October 7, 2019 / 9:36 PM / 11 days ago

Brazil's Bolsonaro says beach oil slicks could be criminal or shipwreck

FILE PHOTO: Brazil's President Jair Bolsonaro attends a launch ceremony of the government anti-crime project at the Planalto Palace in Brasilia, Brazil October 3, 2019. REUTERS/Adriano Machado

BRASILIA (Reuters) - President Jair Bolsonaro said on Monday that oil polluting the country’s northeastern beaches was not produced or sold in Brazil and could be the result of criminal activity or a shipwreck, though its origin is still being investigated.

Bolsonaro told reporters that the crude oil “does not seem to come from an off-shore platform” and suggested it was from another country.

“It could be something criminal, it could be an accidental spill, it could also be a ship that sank. It is complex. We have on our radar screen a country that could be the origin of the oil,” Bolsonaro said. He declined to name the country because the investigation is still underway.

The oil has washed up in recent weeks on more than one hundred beaches in nine northeastern states from Maranhao down to Bahia, according to Ibama. Its origins remains a mystery.

State-run oil company Petroleo Brasileiro said on Monday that molecular tests on the organic material in samples of the crude oil showed that they are not compatible with the oils produced and sold by the company.

The newsmagazine Epoca reported last week that Petrobras sent a report to environmental protection agency Ibama raising the hypothesis that the oil was from Venezuela.

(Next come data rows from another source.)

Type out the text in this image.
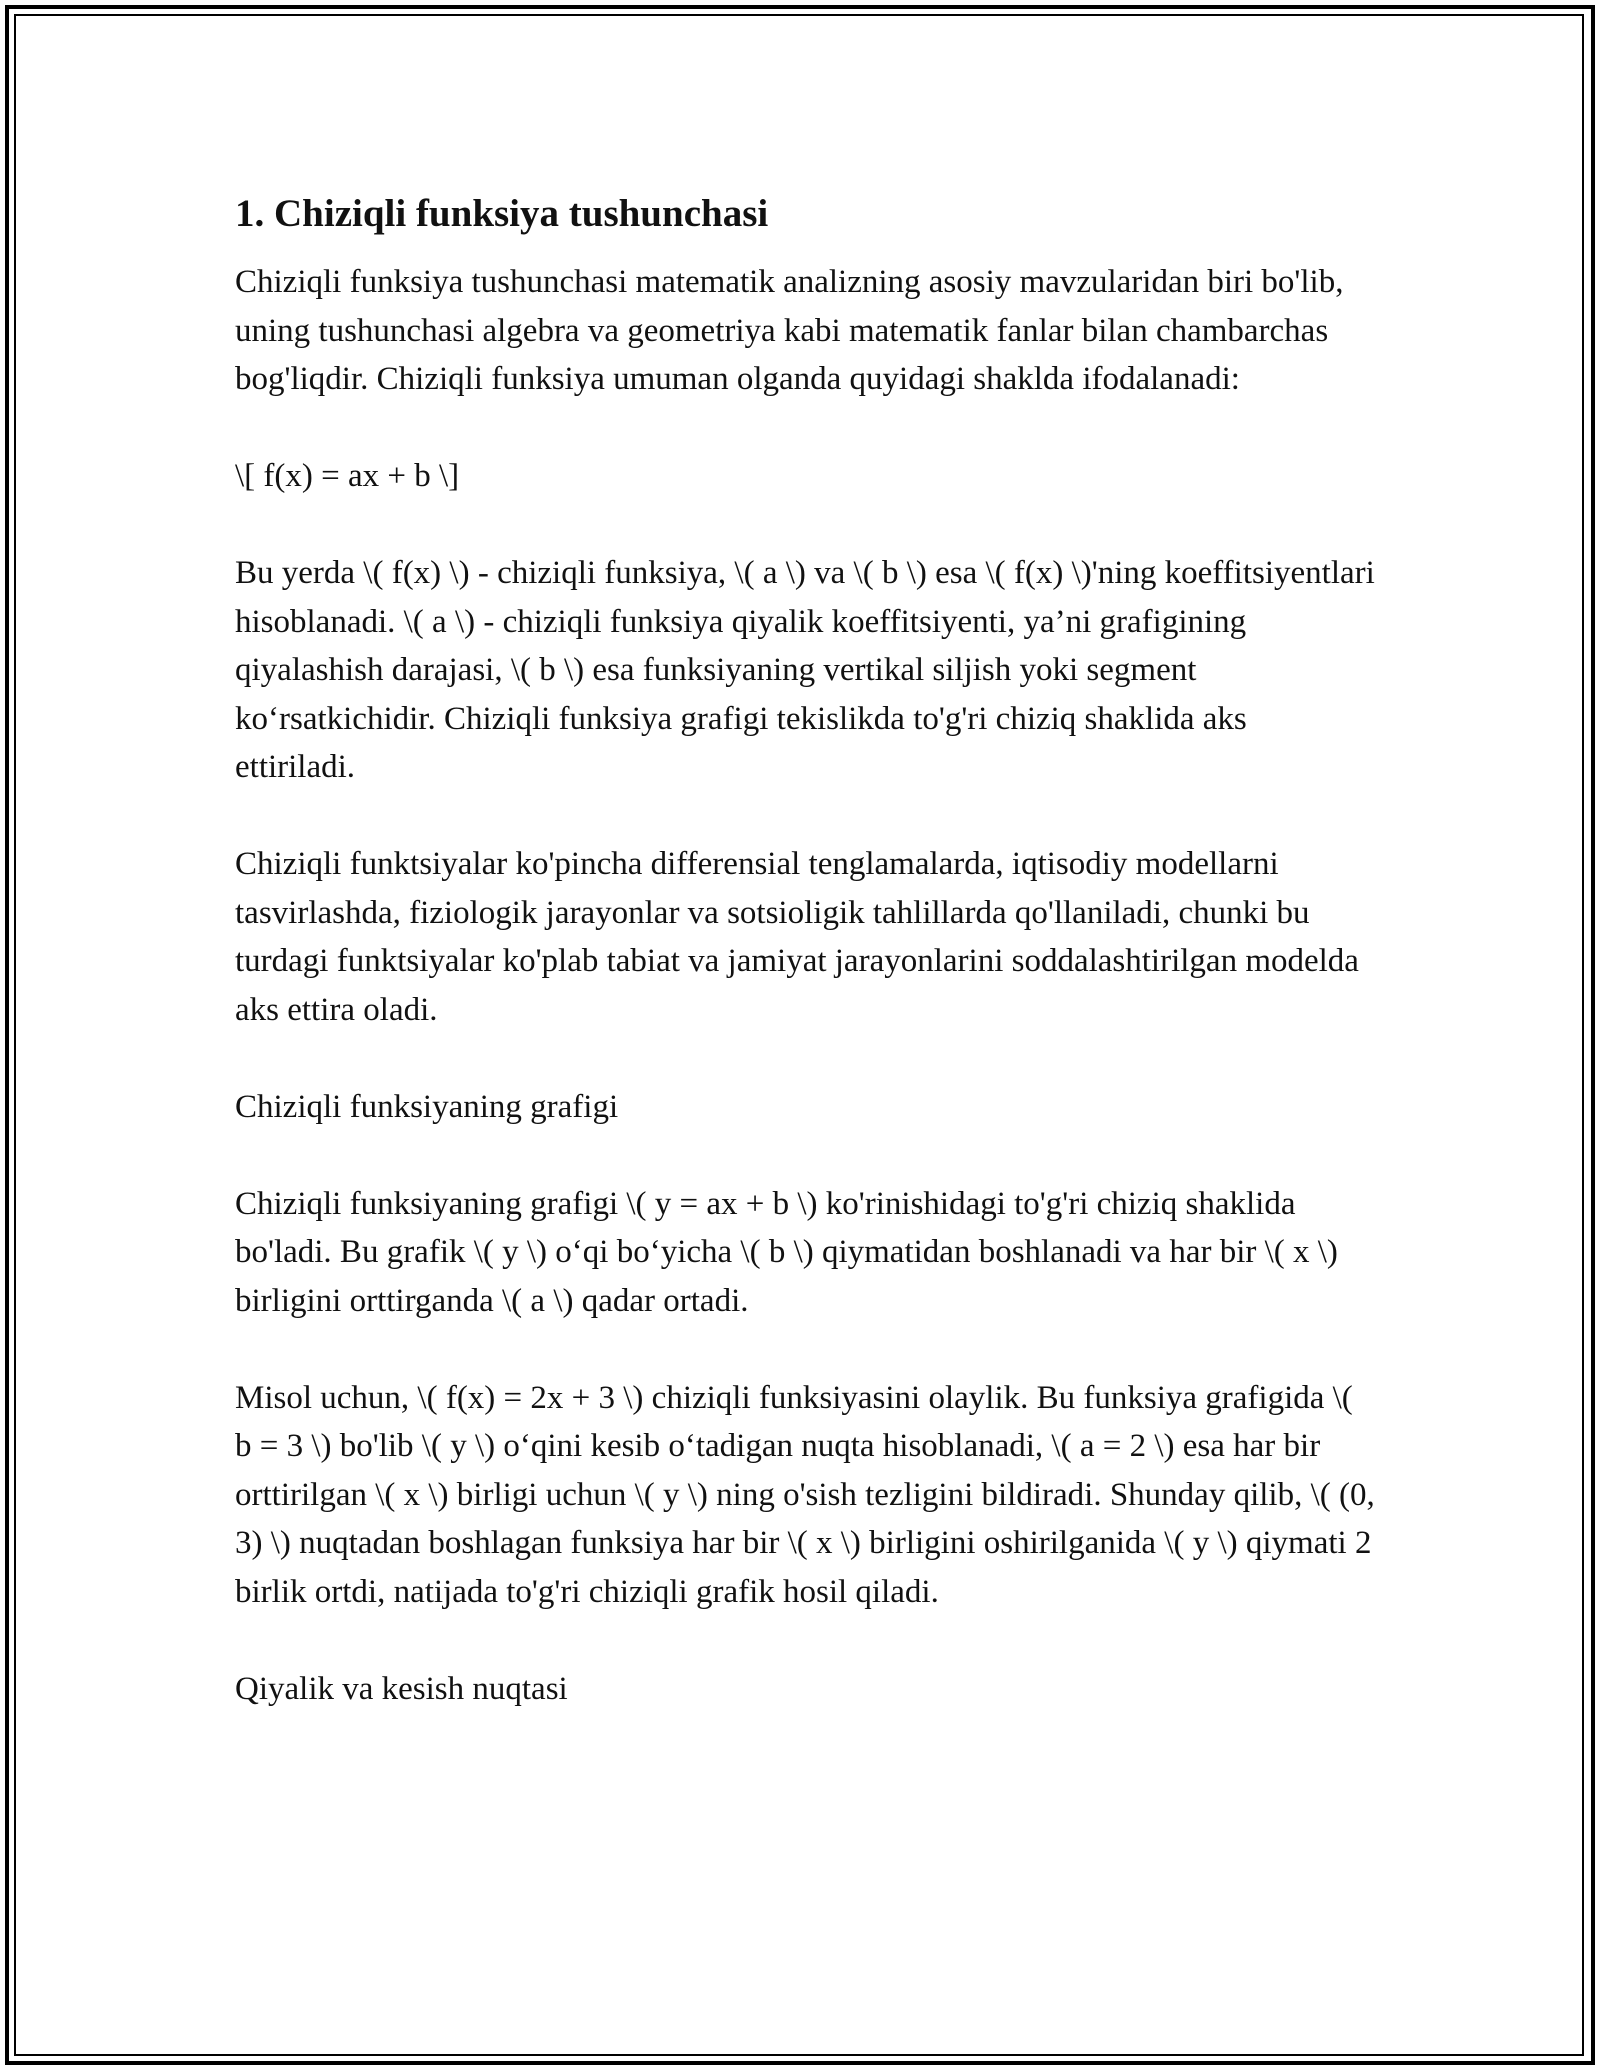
1. Chiziqli funksiya tushunchasi

Chiziqli funksiya tushunchasi matematik analizning asosiy mavzularidan biri bo'lib, uning tushunchasi algebra va geometriya kabi matematik fanlar bilan chambarchas bog'liqdir. Chiziqli funksiya umuman olganda quyidagi shaklda ifodalanadi:

\[ f(x) = ax + b \]

Bu yerda \( f(x) \) - chiziqli funksiya, \( a \) va \( b \) esa \( f(x) \)'ning koeffitsiyentlari hisoblanadi. \( a \) - chiziqli funksiya qiyalik koeffitsiyenti, ya’ni grafigining qiyalashish darajasi, \( b \) esa funksiyaning vertikal siljish yoki segment ko‘rsatkichidir. Chiziqli funksiya grafigi tekislikda to'g'ri chiziq shaklida aks ettiriladi.

Chiziqli funktsiyalar ko'pincha differensial tenglamalarda, iqtisodiy modellarni tasvirlashda, fiziologik jarayonlar va sotsioligik tahlillarda qo'llaniladi, chunki bu turdagi funktsiyalar ko'plab tabiat va jamiyat jarayonlarini soddalashtirilgan modelda aks ettira oladi.

Chiziqli funksiyaning grafigi

Chiziqli funksiyaning grafigi \( y = ax + b \) ko'rinishidagi to'g'ri chiziq shaklida bo'ladi. Bu grafik \( y \) o‘qi bo‘yicha \( b \) qiymatidan boshlanadi va har bir \( x \) birligini orttirganda \( a \) qadar ortadi.

Misol uchun, \( f(x) = 2x + 3 \) chiziqli funksiyasini olaylik. Bu funksiya grafigida \( b = 3 \) bo'lib \( y \) o‘qini kesib o‘tadigan nuqta hisoblanadi, \( a = 2 \) esa har bir orttirilgan \( x \) birligi uchun \( y \) ning o'sish tezligini bildiradi. Shunday qilib, \( (0, 3) \) nuqtadan boshlagan funksiya har bir \( x \) birligini oshirilganida \( y \) qiymati 2 birlik ortdi, natijada to'g'ri chiziqli grafik hosil qiladi.

Qiyalik va kesish nuqtasi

In an emailed statement, Petrobras said the company’s environmental crews have worked on the clean-up of beaches in eight states in recent days at the request of Ibama.

Environment Minister Ricardo Salles flew over beaches in the coastal state of Sergipe on Monday to oversee the investigation into oil washing up on hundreds of kilometers of beach and threatening baby turtle hatchlings.